Most people refer to the Lost Colony of Roanoke. This was England’s first attempt to settle in the New World.  The English were in fierce competition with the Spaniards and did not want to allow the Spaniards to claim all of the New World and its riches. This colony was established first established in 1584, but the people returned to England after experiencing an Indian attack.  In 1587, John White, an artist, brought 150 Englishmen and several slaves to Roanoke Island to attempt to create an English settlement once again.  The ships were captained by Sir Francis Drake, who wrote about his adventures.  Through White’s drawings and Drake’s writing much of the documentation of the events of Roanoke were recorded.  Drake wrote that John White brought about 200 Moors. The Moors were galley slaves, enslaved after the Inquisition of 1492.  He told them he would take them to Morocco, but instead, he took them to Roanoke. John White left the colonists to return to England for more supplies.  He did not return right away because Spain was attacking England and his passage was blocked. When he finally did return in 1590, he found the colony deserted.  No skeletons or even sign of attack was evident.  The only clue was the letters CRO etched in a tree.  While assumed from this that the colonists had joined a friendly group of Native Americans named the Croatians. To this day, many people are mystified about what happened to the colonists.

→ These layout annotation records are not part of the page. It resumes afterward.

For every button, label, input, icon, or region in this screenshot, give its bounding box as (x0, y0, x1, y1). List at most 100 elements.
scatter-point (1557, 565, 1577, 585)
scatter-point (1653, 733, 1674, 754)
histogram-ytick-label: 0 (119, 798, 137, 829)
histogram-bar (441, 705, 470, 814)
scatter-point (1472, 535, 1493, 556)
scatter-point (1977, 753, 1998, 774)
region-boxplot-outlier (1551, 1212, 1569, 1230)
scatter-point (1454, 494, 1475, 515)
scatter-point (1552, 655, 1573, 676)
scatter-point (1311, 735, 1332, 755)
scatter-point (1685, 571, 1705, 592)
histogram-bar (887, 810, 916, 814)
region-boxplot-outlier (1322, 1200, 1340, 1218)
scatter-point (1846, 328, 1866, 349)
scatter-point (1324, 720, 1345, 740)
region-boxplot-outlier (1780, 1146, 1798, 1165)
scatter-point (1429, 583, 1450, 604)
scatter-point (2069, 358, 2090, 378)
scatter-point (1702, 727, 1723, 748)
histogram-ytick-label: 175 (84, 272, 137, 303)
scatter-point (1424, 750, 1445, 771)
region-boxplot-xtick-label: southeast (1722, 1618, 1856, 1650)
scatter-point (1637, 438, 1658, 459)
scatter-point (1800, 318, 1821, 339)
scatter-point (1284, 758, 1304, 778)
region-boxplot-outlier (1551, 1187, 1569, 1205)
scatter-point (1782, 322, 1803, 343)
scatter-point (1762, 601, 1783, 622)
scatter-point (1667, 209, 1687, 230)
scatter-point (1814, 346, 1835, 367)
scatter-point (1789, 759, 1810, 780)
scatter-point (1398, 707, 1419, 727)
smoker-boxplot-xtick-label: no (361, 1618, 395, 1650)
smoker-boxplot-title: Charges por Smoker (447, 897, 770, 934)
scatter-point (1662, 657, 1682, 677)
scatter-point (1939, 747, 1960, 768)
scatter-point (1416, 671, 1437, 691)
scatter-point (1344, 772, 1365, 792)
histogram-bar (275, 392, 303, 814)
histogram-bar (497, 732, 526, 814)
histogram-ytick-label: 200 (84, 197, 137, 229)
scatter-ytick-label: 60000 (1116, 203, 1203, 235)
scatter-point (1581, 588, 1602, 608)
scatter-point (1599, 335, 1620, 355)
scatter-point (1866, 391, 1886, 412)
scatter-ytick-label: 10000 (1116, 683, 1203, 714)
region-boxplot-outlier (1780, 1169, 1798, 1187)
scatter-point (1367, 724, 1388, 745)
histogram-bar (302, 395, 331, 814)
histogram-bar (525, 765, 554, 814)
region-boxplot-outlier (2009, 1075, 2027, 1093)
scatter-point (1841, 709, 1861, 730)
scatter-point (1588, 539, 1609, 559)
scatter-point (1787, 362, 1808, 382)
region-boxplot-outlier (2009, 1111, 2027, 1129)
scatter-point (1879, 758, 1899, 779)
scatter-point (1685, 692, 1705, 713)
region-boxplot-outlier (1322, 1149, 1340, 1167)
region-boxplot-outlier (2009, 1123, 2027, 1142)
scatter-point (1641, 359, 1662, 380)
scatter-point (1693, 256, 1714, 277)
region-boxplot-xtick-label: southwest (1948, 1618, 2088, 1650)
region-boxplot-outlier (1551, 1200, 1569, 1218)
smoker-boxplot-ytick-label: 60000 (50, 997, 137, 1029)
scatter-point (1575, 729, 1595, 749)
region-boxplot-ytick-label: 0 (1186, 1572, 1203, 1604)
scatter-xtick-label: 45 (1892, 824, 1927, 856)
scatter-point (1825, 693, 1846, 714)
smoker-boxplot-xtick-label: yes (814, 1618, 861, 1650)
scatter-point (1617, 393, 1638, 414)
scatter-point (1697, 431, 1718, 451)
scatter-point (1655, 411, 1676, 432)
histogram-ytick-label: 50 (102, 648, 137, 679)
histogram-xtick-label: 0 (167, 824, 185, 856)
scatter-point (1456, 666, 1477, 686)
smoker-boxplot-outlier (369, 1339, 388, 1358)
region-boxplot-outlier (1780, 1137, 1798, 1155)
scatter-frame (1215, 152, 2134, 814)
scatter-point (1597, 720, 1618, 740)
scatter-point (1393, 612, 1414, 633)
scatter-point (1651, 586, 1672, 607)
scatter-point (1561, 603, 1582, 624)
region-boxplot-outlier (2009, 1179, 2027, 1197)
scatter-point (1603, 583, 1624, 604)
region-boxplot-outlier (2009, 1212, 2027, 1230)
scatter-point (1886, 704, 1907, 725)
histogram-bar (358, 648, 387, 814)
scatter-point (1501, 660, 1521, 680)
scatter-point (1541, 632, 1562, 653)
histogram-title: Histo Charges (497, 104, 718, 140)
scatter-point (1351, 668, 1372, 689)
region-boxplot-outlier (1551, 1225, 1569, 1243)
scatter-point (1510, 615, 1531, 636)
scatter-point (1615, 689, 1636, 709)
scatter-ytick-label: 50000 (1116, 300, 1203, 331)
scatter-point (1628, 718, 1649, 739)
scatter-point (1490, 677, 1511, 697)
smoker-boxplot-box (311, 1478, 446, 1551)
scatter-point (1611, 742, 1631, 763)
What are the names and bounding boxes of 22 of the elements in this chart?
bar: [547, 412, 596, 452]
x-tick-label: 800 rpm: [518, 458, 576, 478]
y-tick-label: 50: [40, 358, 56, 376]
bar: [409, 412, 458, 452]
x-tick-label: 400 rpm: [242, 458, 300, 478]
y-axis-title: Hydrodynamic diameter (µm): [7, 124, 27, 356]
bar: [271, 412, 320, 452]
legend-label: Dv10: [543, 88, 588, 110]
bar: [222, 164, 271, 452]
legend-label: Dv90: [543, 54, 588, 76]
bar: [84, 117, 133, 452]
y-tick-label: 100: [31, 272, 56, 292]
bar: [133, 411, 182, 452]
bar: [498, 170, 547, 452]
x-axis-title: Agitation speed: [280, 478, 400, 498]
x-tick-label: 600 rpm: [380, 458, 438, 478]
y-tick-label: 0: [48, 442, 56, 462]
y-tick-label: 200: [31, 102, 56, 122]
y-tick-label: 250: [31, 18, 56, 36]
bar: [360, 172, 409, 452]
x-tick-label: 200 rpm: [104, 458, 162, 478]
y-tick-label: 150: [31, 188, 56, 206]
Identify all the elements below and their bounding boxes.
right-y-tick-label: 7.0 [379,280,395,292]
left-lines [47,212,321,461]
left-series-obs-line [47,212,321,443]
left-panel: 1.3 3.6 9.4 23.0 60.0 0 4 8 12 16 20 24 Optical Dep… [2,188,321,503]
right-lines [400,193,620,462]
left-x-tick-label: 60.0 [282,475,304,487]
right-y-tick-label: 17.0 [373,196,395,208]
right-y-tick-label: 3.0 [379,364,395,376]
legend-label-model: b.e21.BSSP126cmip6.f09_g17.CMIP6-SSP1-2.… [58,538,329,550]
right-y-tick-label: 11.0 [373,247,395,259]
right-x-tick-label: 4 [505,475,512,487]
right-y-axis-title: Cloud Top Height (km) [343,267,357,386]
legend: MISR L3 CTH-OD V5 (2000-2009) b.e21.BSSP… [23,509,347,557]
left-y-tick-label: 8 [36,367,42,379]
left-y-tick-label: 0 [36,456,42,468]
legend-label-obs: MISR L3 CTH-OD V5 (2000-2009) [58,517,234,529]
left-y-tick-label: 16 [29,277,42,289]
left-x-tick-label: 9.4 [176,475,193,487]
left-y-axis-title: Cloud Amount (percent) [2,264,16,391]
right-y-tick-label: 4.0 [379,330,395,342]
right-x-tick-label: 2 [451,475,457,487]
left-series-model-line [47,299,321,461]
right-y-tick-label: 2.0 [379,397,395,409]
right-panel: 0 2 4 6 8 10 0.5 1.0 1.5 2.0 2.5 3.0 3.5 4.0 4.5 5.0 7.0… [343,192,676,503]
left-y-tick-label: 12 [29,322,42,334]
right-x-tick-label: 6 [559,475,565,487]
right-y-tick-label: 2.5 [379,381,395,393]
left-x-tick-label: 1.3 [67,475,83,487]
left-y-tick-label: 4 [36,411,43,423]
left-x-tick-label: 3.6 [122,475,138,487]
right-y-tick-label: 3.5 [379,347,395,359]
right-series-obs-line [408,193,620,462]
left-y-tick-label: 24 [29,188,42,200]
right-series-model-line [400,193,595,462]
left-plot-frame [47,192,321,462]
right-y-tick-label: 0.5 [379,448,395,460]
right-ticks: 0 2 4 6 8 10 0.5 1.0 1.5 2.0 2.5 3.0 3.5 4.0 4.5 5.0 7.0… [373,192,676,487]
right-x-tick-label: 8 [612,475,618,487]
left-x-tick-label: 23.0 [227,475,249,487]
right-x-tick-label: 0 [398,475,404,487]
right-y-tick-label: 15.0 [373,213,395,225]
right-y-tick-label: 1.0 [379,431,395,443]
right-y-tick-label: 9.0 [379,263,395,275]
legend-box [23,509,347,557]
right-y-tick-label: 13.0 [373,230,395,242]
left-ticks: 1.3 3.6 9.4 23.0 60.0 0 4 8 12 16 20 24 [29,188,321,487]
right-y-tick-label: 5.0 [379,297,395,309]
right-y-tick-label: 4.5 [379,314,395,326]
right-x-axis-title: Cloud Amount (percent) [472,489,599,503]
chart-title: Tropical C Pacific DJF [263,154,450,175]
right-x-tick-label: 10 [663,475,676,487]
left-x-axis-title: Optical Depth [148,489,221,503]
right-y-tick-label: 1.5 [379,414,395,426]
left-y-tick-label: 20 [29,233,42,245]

While it is clear that Melungeons are not Muslims, it is clear that they were significantly influenced by the culture of the Muslims from Spain and Portugal.  According to DNA testing, it appears true that they were descendants of Portuguese Muslim slaves. Their ancestors came to America for the same reason other Europeans did. They wanted to find religious freedom and escape being persecuted by Catholics for refusing to be Catholic.

  1. What are Melungeons?
  2. What are some of the descriptions of Melungeon culture as described by researchers?
  3. Summarize the story of the Lost Colony of Roanoke.
  4. What evidence is there to support the claim that Moors were brought to Roanoke?
  5. Why weren’t the names of the Moors who came to Roanoke recorded?
  6. List some famous Americans who are likely descendants of Melungeons.
  7. Why was being a Melungeon problematic in early America?